Local mum Kristy Dai says family-sized apartments are popping up in the city, but without a school, parents might be reluctant to buy them.
Andrew Flavell’s daughter goes to Highgate primary school; as the finch flies it’s just over a kilometre away, but given serpentine road layouts, train crossings and peak hour traffic it adds an hour to his day doing drop-offs and pick-ups. The bus takes 45 minutes.
“The traffic’s a bit of a pig at that time of day,” he says. “If you get stuck in traffic, if there’s any works going on, or something happening at NIB stadium with a few roads closed, it can be an absolute pain.”
Travel times aside, Highgate’s getting packed, he says. “The standard of teaching is very good, but the issue is space,” he says.
“We just need another school. As class sizes go up, it’s not fair on the kids, it’s not fair on the teachers.”
Perth MP Eleni Evangel says school resources are a priority, but she doesn’t believe the girls school site is needed.
“This state government has committed $5.5 million to Highgate primary school for a two-storey build to be completed for the commencement of 2018,” Ms Evangel says.
“This will cater for the growing inner-city demand for primary education. I expect Mr Hawthorn and North Perth will be in line next.
“An inner city school is definitely on the agenda however it will be driven by numbers and actual demand.”
She says education department figures suggest an inner-city school will be needed in 5 – 10 years.
“The old Perth Girls School comes up again and again as an option, however I believe the site has already been assessed by the education department and is not recommended.”

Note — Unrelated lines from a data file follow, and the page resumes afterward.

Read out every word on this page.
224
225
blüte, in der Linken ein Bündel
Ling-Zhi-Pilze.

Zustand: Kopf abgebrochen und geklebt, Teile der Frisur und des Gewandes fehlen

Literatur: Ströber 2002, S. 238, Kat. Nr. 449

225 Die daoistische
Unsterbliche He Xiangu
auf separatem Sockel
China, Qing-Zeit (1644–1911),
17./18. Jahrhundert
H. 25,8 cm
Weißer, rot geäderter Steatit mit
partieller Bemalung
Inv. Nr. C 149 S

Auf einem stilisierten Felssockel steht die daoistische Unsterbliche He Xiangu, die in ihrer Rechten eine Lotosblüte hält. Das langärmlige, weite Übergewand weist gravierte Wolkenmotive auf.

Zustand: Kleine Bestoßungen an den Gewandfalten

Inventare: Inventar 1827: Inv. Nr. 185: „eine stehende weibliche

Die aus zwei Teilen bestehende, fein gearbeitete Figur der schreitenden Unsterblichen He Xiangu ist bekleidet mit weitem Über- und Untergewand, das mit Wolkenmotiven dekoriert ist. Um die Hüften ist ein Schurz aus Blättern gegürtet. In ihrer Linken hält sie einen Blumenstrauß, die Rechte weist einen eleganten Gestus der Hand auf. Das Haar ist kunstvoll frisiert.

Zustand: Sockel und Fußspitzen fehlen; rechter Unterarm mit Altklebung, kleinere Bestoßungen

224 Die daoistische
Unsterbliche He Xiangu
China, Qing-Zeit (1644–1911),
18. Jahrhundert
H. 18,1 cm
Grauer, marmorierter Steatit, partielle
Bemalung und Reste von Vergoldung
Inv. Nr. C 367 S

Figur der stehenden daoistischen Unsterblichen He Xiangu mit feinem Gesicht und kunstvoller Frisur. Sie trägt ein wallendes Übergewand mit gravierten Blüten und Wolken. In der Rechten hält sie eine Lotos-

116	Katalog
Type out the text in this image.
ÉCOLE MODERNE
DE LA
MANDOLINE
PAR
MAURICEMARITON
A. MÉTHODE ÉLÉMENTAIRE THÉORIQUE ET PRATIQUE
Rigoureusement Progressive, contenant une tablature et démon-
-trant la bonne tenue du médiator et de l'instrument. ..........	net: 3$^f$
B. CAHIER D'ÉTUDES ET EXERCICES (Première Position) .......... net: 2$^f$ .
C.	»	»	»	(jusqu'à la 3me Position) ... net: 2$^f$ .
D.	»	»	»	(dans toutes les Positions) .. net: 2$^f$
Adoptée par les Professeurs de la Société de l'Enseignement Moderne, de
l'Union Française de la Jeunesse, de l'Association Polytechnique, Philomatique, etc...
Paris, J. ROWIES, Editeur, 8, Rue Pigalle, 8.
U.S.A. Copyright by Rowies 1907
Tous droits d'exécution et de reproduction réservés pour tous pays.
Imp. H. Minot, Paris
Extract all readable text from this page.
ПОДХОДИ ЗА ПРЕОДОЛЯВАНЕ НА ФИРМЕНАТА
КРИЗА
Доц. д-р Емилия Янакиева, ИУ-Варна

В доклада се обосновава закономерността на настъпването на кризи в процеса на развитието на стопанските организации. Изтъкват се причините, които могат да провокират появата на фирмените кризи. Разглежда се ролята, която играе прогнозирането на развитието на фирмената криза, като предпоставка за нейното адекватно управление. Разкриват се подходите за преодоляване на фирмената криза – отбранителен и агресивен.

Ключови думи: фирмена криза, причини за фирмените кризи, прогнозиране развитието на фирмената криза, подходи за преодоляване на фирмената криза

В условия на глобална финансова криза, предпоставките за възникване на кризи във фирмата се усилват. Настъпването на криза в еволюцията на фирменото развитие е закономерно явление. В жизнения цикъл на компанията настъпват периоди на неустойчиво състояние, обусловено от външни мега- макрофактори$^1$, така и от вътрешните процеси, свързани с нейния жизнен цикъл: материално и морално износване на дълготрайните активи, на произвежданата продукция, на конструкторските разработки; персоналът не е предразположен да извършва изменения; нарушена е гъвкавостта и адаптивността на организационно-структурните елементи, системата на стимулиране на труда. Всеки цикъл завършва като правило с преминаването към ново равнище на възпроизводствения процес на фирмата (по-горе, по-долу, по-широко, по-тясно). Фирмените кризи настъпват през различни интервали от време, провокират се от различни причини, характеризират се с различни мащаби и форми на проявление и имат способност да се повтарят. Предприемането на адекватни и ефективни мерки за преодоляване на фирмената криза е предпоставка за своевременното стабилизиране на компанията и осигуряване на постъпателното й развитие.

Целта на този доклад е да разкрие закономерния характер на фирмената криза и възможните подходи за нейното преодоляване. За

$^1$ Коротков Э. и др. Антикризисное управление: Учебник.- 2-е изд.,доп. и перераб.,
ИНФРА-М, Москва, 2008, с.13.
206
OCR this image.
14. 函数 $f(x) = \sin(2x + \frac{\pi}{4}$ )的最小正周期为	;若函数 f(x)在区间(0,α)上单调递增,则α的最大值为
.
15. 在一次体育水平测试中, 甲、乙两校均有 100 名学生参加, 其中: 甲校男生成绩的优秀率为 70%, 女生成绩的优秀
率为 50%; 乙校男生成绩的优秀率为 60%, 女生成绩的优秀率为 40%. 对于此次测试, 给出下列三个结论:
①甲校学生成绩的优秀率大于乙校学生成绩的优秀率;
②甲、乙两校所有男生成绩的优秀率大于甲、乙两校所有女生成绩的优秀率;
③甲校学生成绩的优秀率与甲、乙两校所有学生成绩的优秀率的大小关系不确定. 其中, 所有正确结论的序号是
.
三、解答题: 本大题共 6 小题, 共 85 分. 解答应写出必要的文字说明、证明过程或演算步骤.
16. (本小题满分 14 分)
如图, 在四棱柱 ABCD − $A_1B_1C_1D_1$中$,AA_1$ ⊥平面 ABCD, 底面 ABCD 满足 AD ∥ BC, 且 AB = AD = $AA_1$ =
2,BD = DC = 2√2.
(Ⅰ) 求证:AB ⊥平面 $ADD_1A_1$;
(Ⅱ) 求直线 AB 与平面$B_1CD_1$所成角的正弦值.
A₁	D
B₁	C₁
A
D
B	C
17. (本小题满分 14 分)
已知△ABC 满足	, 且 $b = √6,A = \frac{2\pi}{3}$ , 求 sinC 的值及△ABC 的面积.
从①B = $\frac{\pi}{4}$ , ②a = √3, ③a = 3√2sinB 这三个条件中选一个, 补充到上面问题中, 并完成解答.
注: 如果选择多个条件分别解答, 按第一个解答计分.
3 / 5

She thinks the nearby education department buildings in Royal Street would be better.
“There is plenty of green space nearby and the area is centrally located, accessible to all inner-city residents with good CAT bus connectivity.”
Mr Harley says the unused licensing department pits across the road from the girls school could be used for a playing field if Bronte Street was turned into a cul de sac.